O boom das commodities e seu efeito ilusório
Mesmo com a vacinação lenta e o risco de uma terceira onda de contaminação pelo coronavírus no Brasil, quem acompanha as expectativas do mercado viu uma melhora nas projeções para o Produto Interno Bruto (PIB). O otimismo em relação ao crescimento se explica por um novo boom das commodities, produtos básicos que estão valorizados no mercado internacional.
O fenômeno vem sendo apresentado em um tom positivo pela imprensa, mas o economista Marco Rocha, da Unicamp, alerta que, além de ser um movimento temporário, a alta das commodities isoladamente não tem tração para se reverter em empregos e prosperidade.
O economista explica que o processo de valorização dos produtos começou no final de 2020 e vem se intensificando desde então. “Essa retomada [da valorização] já superou a fase anterior à pandemia e está se aproximando de um patamar superior ao de 2014, mas inferior ao do período pré-2008”, destaca.
As commodities tiveram um período áureo antes da crise financeira global de 2008. Depois, houve uma queda acentuada e uma recuperação até 2014. Segundo Marco Rocha, o atual ciclo de alta será relativamente longo – invadindo o ano eleitoral de 2022 – mas os preços não chegarão a patamares tão altos quanto os do período pré-crise de 2008. “O movimento de aumento de preços já está perdendo o ritmo”, justifica.

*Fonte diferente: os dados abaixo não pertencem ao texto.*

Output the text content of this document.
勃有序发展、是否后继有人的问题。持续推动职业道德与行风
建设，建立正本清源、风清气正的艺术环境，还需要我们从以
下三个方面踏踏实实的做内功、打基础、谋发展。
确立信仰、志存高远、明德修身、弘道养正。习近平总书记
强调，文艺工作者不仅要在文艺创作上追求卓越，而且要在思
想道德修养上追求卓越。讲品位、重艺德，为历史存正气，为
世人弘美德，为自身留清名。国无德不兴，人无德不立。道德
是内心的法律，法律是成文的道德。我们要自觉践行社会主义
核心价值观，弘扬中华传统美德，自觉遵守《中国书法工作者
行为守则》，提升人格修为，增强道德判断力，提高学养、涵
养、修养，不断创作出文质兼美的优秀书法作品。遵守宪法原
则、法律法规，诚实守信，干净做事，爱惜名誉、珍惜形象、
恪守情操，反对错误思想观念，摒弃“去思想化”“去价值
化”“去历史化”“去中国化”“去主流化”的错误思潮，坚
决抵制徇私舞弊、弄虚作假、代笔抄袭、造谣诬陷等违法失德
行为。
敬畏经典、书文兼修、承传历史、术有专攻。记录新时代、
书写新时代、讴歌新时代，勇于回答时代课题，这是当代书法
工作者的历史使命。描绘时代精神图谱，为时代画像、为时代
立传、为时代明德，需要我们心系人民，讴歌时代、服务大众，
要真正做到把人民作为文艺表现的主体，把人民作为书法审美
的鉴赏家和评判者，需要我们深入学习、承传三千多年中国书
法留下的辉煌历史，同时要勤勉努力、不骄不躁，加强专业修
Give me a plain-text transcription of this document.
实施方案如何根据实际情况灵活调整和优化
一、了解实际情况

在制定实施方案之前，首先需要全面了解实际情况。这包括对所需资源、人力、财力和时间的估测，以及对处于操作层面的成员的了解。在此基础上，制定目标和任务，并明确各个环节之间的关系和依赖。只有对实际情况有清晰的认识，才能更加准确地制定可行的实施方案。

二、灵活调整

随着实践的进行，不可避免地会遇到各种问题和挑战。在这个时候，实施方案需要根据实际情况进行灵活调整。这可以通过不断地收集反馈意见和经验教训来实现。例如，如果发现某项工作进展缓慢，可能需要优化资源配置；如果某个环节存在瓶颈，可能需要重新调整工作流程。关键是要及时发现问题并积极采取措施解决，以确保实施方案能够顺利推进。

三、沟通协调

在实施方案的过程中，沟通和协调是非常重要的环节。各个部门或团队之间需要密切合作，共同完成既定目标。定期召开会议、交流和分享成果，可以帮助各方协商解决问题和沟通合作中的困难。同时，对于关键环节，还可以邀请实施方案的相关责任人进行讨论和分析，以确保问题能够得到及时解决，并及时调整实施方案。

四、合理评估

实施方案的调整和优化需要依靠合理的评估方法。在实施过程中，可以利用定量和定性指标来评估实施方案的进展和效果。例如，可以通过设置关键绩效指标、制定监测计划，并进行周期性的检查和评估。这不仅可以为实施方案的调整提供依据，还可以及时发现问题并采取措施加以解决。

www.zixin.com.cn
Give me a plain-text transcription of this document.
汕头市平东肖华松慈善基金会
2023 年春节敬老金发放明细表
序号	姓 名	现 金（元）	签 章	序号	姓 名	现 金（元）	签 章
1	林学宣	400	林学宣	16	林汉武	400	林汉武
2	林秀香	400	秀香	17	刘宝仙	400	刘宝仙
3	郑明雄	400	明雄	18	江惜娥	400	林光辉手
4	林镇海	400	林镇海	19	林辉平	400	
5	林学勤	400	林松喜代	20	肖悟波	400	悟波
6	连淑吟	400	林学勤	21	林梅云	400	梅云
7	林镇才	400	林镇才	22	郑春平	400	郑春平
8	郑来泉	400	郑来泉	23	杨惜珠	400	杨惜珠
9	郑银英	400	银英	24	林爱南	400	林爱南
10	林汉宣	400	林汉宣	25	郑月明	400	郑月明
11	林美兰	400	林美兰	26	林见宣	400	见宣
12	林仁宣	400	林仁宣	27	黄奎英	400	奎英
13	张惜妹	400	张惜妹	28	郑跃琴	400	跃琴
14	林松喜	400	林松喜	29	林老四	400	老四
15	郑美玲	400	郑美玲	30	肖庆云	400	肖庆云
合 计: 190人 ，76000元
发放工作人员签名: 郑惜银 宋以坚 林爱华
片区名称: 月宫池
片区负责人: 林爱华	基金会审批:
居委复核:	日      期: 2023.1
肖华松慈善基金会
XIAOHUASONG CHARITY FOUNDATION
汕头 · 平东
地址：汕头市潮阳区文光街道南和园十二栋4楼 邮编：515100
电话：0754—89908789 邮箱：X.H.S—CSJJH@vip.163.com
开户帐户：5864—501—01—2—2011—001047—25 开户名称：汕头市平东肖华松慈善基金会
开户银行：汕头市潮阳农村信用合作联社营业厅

As commodities estão valorizadas principalmente devido à retomada do crescimento da China e à injeção de recursos relacionada à crise sanitária, com União Europeia e Estados Unidos lançando pacotes de estímulo. No Brasil, há uma expectativa de que a alta de preços se reflita nos índices de inflação. No entanto, o impacto deve ser amenizado pela valorização de nosso câmbio, uma vez que o dólar já começa a recuar.
Além disso, destaca Marco Rocha, efeitos positivos do fenômeno devem ser sentidos em alguns setores da economia e regiões do país. “É óbvio que as commodities são importantes principalmente regionalmente. Setorialmente, o agro acaba puxando alguns elos das cadeias produtivas”, comenta.
Para o economista, além de elevar o otimismo de setores do empresariado e do mercado financeiro, o movimento pode gerar uma percepção de recuperação econômica principalmente entre a classe média, que costuma se balizar pelas subidas e descidas do dólar.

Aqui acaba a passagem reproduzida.